Centrifuge operates further upstream as the originator of real-world asset tokenization, wrapping private credit, commercial bills, and SME loans into on-chain tokens. Before the legislation, the qualitative ambiguity regarding whether these tokens were securities or commodities caused institutional hesitation, and the lack of federal-level custody rules limited pool sizes to offshore structures. Post-implementation, Centrifuge becomes the core gateway for RWA asset tokenization, with clear regulatory classification allowing compliant custody and large-scale use as institutional lending collateral. Banks and asset management firms can now participate on-chain in SME financing and bill discounting without offshore intermediaries. Strategy has issued perpetual preferred shares backed by STRC, listed on Nasdaq with an annualized dividend yield of around 11.5%, adjusting monthly to maintain a $100 face value. Apyx and Saturn Credit serve as major wrapping protocols, with Apyx issuing apxUSD and apyUSD (total supply exceeding $4 billion) and Saturn issuing USDat and sUSDat, both listed on Pendle. Woofun AI analysis suggests that U.S. compliant funds will now buy these PT tokens in bulk to lock in fixed income for around 12 months, packaging them into Bitcoin-linked fixed income products for retail investors.

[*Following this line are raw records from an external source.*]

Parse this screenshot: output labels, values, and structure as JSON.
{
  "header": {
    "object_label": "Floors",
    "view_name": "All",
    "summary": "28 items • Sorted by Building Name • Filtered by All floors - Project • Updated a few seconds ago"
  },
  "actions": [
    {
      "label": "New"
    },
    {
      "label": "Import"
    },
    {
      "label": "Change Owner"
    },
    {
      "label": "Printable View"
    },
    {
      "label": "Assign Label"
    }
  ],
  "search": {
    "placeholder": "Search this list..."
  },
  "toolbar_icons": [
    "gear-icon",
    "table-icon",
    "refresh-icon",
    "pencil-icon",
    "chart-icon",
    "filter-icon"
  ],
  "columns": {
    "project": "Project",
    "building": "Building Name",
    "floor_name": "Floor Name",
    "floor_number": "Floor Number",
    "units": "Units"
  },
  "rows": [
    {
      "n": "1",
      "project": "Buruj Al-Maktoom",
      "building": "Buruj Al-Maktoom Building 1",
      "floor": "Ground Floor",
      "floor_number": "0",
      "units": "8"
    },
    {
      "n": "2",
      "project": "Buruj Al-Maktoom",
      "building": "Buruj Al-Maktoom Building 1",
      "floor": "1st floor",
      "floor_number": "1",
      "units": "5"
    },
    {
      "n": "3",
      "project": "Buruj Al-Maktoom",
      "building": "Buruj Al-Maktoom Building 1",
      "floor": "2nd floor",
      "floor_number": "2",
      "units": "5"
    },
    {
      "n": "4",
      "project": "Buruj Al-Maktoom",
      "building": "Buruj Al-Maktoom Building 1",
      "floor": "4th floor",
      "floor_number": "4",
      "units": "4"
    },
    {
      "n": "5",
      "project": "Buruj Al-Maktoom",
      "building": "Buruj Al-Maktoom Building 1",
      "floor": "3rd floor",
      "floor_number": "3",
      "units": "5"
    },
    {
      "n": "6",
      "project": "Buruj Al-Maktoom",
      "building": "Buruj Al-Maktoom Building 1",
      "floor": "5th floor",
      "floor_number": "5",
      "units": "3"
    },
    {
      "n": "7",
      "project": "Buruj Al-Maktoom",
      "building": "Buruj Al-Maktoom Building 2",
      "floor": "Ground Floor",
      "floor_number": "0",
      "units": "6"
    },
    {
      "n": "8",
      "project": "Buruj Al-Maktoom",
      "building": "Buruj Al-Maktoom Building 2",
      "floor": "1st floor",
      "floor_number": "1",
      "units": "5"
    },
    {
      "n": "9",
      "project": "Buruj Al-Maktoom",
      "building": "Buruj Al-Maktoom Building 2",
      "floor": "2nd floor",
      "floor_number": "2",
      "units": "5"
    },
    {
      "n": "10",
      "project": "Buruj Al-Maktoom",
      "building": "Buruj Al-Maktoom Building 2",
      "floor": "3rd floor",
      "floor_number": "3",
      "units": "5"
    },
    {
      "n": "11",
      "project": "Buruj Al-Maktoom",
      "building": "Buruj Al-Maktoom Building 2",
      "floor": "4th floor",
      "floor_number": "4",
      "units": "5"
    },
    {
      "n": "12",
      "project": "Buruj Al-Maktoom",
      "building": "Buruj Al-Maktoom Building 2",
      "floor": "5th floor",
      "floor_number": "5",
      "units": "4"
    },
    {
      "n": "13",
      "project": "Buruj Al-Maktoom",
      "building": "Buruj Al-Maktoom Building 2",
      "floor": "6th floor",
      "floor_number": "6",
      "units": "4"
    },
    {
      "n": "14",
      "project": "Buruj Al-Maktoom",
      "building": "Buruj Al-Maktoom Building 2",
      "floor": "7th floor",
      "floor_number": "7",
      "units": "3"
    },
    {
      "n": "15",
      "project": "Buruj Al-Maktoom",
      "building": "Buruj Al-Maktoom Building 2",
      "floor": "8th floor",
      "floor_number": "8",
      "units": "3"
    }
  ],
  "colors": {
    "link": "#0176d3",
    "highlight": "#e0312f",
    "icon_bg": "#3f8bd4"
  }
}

A high-level view reveals a unified pattern among these seven protocols: they had already established KYC compliance and business-scenario-based architectures prior to regulatory pressure. The combination of CFTC jurisdictional division and DeFi safe harbors alleviates the primary security classification risk for institutions, while the stablecoin passive income ban channels massive funds into structured, operationally-backed, RWA-endorsed products. Institutions are naturally becoming the primary adopters, overlaying their existing custody and prime brokerage infrastructure onto these DeFi protocols.
However, the bill has not yet been finalized; it must still merge House and Senate versions, meet the 60-vote threshold in the Senate, reconcile texts, and receive the President's signature. While the prediction market Polymarket assigns a 76% probability of passage by 2026, this does not guarantee success. All protocols face inherent DeFi risks, including smart contract vulnerabilities, oracle failures, stablecoin de-pegging, and counterparty credit risk, which the CLARITY Act does not eliminate. The market logic is not merely about DeFi legalization but identifying where profit-seeking capital flows when passive yields are locked down and which protocols can withstand institutional inflows without temporary compliance restructuring.